A primary target of lithium is glycogen synthase kinase 3 (GSK3) (Jope, 2011)-an enzyme that targets many proteins in the body, including several of the clock genes. The activation state of GSK3 varies over the circadian cycle in the SCN (Besing et al., 2015), and chronic activation of GSK3 reduces the amplitude of circadian behavioral rhythms as well as increases excitability of SCN neurons specifically at night (Paul et al., 2012). Interestingly, these mice with chronic GSK3 activation also serve as a model for BP (Polter et al., 2010).
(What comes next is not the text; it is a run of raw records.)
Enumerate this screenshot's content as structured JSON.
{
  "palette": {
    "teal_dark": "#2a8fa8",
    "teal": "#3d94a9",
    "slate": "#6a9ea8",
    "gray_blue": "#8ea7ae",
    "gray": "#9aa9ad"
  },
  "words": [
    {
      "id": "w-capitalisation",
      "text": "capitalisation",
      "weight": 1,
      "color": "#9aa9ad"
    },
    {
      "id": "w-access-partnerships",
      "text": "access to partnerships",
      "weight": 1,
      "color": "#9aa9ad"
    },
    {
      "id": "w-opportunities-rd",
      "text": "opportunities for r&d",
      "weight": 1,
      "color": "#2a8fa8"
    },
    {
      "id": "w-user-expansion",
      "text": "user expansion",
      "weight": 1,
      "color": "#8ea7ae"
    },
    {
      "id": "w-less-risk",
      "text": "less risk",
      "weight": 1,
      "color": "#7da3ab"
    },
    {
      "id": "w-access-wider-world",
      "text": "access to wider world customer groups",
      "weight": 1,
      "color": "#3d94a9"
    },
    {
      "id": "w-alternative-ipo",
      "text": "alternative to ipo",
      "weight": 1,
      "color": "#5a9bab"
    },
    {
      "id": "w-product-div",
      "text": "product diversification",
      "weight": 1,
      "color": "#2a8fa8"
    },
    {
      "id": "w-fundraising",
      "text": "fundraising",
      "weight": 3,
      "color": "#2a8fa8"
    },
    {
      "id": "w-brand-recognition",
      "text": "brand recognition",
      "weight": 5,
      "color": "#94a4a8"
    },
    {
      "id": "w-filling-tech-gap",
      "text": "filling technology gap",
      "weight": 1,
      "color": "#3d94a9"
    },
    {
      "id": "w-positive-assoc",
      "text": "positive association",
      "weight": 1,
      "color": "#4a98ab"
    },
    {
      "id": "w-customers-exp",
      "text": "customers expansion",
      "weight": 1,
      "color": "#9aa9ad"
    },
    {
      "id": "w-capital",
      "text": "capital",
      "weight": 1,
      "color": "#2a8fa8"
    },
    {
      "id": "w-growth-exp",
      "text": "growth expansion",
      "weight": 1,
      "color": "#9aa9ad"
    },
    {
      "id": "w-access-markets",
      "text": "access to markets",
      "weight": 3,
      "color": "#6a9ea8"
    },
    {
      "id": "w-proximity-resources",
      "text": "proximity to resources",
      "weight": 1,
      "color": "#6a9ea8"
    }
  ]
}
Consistent with the idea that GSK3 may provide a link between impaired circadian rhythmicity and mood disorders, BP patients have ~35% lower inactivation (phosphorylation) of GSK3 in blood samples than controls, even though total levels of GSK3 were the same in both groups (Polter et al., 2010). In addition, certain human genetic variations in the GSK3 gene are associated with whether or not a patient will be responsive to lithium. In fact, the Welsh laboratory recently showed that lithium application rescues the impaired circadian rhythmicity of Per2 expression in cultured skin cells from bipolar patients (McCarthy et al., 2013).

Taken together, these findings present many interesting pieces to the puzzle of mood disorders. As shown in the Landgraf paper, a lack of synchronization among different brain regions or among individual cells within a brain region could underlie depressive-like behavior in mice.

Future research is needed to better understand how mood stabilizing targets such as GSK3 impact the synchronization of circadian clocks in various brain regions important in controlling mood. Given that many of these targets vary over the 24-h day, timed delivery of therapeutic drugs – the goal of chronopharmacology – is an important consideration in the treatment of MDD and BD.